NSC 624 | 3 Units | Offered: Fall
Prerequsite(s): This course is an upper level graduate course focusing on select vitamins and minerals related to nutritional sciences. It is required for graduate students in nutritional sciences, but also open to graduate/professional students in health, biological, biomedical, physiological, veterinary/animal sciences with the background and interest needed to critically engage in nutritional sciences research literature.

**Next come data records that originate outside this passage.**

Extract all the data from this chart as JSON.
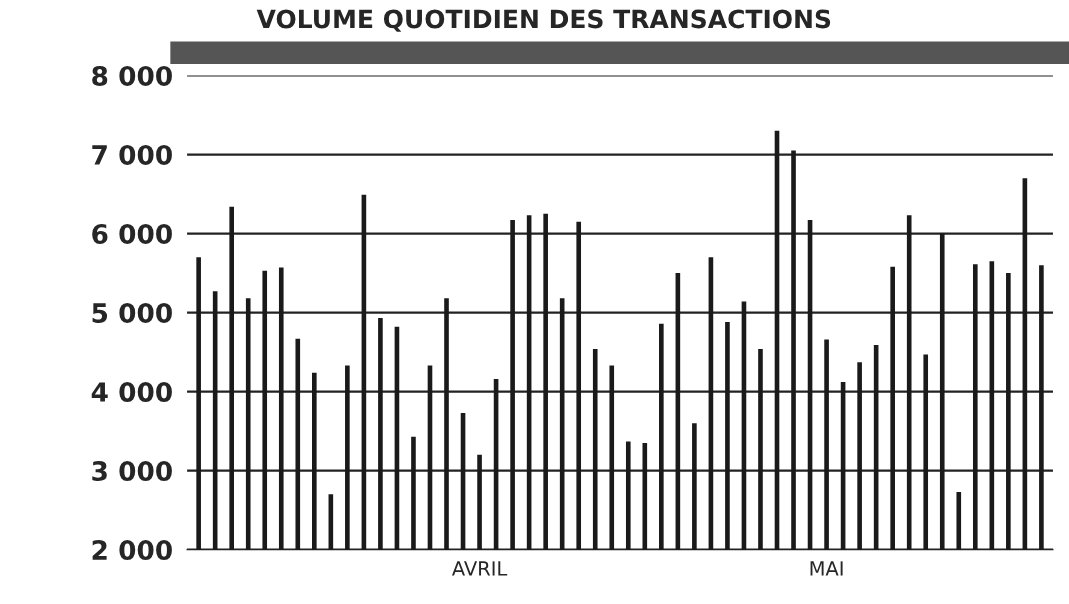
{
  "chart_data": {
    "type": "bar",
    "title": "VOLUME QUOTIDIEN DES TRANSACTIONS",
    "categories": [
      null,
      null,
      null,
      null,
      null,
      null,
      null,
      null,
      null,
      null,
      null,
      null,
      null,
      null,
      null,
      null,
      null,
      "AVRIL",
      null,
      null,
      null,
      null,
      null,
      null,
      null,
      null,
      null,
      null,
      null,
      null,
      null,
      null,
      null,
      null,
      null,
      null,
      null,
      null,
      "MAI",
      null,
      null,
      null,
      null,
      null,
      null,
      null,
      null,
      null,
      null,
      null,
      null,
      null
    ],
    "values": [
      5700,
      5270,
      6340,
      5180,
      5530,
      5570,
      4670,
      4240,
      2700,
      4330,
      6490,
      4930,
      4820,
      3430,
      4330,
      5180,
      3730,
      3200,
      4160,
      6170,
      6230,
      6250,
      5180,
      6150,
      4540,
      4330,
      3370,
      3350,
      4860,
      5500,
      3600,
      5700,
      4880,
      5140,
      4540,
      7300,
      7050,
      6170,
      4660,
      4120,
      4370,
      4590,
      5580,
      6230,
      4470,
      6000,
      2730,
      5610,
      5650,
      5500,
      6700,
      5600
    ],
    "color": "#1a1a1a",
    "ylim": [
      2000,
      8000
    ],
    "yticks": [
      {
        "value": 2000,
        "label": "2 000"
      },
      {
        "value": 3000,
        "label": "3 000"
      },
      {
        "value": 4000,
        "label": "4 000"
      },
      {
        "value": 5000,
        "label": "5 000"
      },
      {
        "value": 6000,
        "label": "6 000"
      },
      {
        "value": 7000,
        "label": "7 000"
      },
      {
        "value": 8000,
        "label": "8 000"
      }
    ],
    "grid": "y",
    "legend": false
  }
}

This graduate-level course discusses the properties and metabolism of select vitamins and minerals in various species including the chemistry and biochemistry of how they function in organisms, and how deficiencies may result in pathological symptoms. The emphasis is on understanding the basic properties of the vitamins and minerals and their role in nutrition. The application of this knowledge to clinical nutrition will be discussed. Topics include: chemistry and nomenclature, methods of analysis, absorption, transport and storage, metabolism, functions, deficiencies, and toxicities
NSC 675 | 3 Units | Offered: Fall
Prerequisite(s): An understanding of basic biochemistry (BIOC 462 or equivalent) and cell biology (MCB 410 or equivalent) is required for this course.
By understanding the interaction of nutrients or bioactive food compounds with genes, there exists a great potential to personalize and optimize diet for improved human health at an individual or population level. The focus of this class is the application of Nutrigenomics by understanding how providing or restricting the proper food components affects homeostasis in the body at the biochemical and organ systems levels. The ability for nutritionists and healthcare professionals to create an optimal diet requires an understanding of how interactions between nutrients and genes, proteins and metabolic pathways regulate disease pathways. Student obtaining contemporary nutrition training must understand genetic interactions as well as current techniques, mechanisms and data analysis used in modern science and clinical practices.
NSC 698A | 3 Units | Offered: Fall, Spring, Summer
Consists of 135 hours of practical professional training with a sponsoring agency/facility. Students will conduct a needs assessment and propose a topic for final project to be completed in NSC 698B. Students will write a progress report which will be presented to the class.
NSC 698B | 3 Units | Offered: Fall, Spring, Summer
Consists of 135 hours of practical professional training with a sponsoring agency/facility that culminates the Professional Science Master's program and produces a final project. Students will develop a final report on the project objectives, methods, and outcomes. The project will be presented to the class in a presentation form, and a poster will also be produced.